WASP-127b is a peculiar planet for a lot of reasons. It is a puffy hot super-Neptune that orbits its star in about four days. It has 1.4 times the radius of Jupiter but only one-fifth of its mass, making it the least dense exoplanet ever found. There is no analog in our Solar System for it, and it's even considered rare among exoplanets. New observations have revealed that the planet also has a very interesting atmosphere.
As reported in Astronomy & Astrophysics, an international team has found the fingerprints of several alkali metals such as lithium, sodium, and potassium. Some of these metals have never been detected before in an exoplanet. The observations have also shown another important feature. The planet must have a clear atmosphere and cloud cover that only extends to about 50 percent.
"The particular characteristics of this planet allowed us to perform a detailed study of its rich atmospheric composition," first author Dr Guo Chen, from the Instituto de Astrofísica de Canarias (IAC), said in a statement. "The presence of lithium is important to understand the evolutionary history of the planetary system and could shed light on the mechanisms of planet formation."
The presence of lithium is not unsurprising. The exoplanet’s host star WASP-127 is lithium rich, a fact that gives astronomers a few ideas about its nature. The star is over twice the age of the Sun and it might have already evolved into a special type of red giant. Alternatively, the extra lithium might come from a nearby supernova explosion.
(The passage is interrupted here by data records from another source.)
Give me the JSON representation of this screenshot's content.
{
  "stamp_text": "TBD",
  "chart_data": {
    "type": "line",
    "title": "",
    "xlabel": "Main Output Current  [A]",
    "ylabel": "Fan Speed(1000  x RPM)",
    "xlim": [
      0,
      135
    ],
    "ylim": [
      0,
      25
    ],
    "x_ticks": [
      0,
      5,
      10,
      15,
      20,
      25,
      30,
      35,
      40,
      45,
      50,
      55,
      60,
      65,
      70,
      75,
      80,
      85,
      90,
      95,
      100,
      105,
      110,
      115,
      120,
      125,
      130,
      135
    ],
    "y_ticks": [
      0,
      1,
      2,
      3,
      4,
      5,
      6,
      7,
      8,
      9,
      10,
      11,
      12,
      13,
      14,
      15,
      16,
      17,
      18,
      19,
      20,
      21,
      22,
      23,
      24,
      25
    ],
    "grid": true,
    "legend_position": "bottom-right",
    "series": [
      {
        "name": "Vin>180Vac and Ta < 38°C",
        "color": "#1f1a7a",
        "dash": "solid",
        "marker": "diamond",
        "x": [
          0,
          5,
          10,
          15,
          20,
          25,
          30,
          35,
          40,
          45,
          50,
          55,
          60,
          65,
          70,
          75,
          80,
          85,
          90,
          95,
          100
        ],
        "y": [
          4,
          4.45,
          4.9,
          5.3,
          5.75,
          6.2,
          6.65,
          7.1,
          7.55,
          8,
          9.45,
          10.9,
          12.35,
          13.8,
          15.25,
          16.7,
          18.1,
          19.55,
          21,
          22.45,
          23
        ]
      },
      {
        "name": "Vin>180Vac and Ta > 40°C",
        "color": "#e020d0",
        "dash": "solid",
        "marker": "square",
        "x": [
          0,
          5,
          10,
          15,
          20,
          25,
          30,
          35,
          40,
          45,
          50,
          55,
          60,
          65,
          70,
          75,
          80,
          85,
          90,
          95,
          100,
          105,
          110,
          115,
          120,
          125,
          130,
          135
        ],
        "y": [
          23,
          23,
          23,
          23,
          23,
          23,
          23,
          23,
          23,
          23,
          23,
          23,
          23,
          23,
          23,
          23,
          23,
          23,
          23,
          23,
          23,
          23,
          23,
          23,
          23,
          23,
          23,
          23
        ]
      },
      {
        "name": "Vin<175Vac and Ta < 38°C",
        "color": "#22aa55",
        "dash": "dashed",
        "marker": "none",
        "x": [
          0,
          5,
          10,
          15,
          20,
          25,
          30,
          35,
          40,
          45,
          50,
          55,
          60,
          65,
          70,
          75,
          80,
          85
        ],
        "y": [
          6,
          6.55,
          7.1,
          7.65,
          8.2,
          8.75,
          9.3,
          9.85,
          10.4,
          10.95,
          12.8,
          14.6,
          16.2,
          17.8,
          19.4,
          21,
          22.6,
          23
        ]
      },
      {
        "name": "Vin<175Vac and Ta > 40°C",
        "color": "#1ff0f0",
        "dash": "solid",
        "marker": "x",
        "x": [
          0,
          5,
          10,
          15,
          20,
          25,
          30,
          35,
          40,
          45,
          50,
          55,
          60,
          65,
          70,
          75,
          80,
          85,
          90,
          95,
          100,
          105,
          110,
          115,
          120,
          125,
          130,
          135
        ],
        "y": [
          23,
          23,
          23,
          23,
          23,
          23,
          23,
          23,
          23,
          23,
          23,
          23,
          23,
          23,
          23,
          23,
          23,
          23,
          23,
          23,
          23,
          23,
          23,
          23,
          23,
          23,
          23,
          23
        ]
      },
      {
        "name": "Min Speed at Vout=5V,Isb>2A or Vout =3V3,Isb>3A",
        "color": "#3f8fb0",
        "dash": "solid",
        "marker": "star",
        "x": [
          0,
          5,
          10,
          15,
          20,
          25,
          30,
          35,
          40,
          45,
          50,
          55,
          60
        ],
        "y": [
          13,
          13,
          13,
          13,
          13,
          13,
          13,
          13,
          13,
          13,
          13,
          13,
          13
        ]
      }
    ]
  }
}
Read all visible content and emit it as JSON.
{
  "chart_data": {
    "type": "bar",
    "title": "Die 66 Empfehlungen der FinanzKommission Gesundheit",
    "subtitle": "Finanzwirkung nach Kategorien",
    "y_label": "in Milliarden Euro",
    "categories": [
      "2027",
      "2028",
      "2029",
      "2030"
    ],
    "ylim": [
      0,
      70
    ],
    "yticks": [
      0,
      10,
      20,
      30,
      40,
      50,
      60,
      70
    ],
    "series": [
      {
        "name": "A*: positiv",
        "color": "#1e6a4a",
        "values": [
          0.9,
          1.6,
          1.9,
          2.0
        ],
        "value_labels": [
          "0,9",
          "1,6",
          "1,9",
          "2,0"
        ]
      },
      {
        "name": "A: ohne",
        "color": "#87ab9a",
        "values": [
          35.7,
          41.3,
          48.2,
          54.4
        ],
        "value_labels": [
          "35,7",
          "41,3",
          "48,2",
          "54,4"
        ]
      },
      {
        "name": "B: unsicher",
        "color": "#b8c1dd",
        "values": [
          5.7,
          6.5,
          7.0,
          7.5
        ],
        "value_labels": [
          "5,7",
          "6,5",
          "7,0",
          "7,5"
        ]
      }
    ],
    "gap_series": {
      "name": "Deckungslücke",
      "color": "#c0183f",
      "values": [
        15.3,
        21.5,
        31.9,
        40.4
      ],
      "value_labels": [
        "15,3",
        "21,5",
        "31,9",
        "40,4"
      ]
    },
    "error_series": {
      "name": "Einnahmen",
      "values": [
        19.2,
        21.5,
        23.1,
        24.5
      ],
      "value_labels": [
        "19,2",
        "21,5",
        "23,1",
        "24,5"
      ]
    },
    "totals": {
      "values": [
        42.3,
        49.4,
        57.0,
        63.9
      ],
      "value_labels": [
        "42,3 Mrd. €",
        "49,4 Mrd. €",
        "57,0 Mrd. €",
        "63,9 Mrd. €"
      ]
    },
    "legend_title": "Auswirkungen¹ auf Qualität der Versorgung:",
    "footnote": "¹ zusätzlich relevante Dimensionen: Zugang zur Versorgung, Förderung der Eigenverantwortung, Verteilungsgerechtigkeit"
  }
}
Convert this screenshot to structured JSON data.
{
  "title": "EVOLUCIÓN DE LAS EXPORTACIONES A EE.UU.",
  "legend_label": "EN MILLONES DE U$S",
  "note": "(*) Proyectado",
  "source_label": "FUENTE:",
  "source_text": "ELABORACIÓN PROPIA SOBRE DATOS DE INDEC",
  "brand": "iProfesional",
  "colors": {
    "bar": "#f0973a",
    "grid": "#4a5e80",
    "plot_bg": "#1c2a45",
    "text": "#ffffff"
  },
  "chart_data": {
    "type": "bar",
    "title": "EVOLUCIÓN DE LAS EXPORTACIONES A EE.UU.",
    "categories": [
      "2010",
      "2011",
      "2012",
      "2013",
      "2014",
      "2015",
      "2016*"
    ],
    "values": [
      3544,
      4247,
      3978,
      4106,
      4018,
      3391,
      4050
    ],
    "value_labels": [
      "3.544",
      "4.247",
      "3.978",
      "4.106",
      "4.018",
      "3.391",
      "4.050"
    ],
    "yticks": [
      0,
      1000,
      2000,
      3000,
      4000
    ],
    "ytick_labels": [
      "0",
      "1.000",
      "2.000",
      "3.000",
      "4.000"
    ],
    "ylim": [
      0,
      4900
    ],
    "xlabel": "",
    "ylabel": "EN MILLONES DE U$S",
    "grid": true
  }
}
The team might have also seen a hint of water in the data but it’s too early to tell.
"While this detection is not statistically significant, as water features are weak in the visible range, our data indicate that additional observations in the near-infrared should be able to detect it," explained co-author Enric Pallé, also from IAC.
The observations were conducted from ground-based telescopes in La Palma, in the Canary Islands. "The detection of a trace element such as lithium in a planetary atmosphere is a major breakthrough and motivates new follow-up observations and detailed theoretical modeling to corroborate the findings," said co-author Dr Nikku Madhusudhan from Cambridge's Institute of Astronomy.
Planet-hunting telescope TESS is currently in orbit and the James Webb Space Telescope, which will (hopefully) fly in the next few years, can provide corroboration on the current findings and see even further into this exoplanet’s weird atmosphere.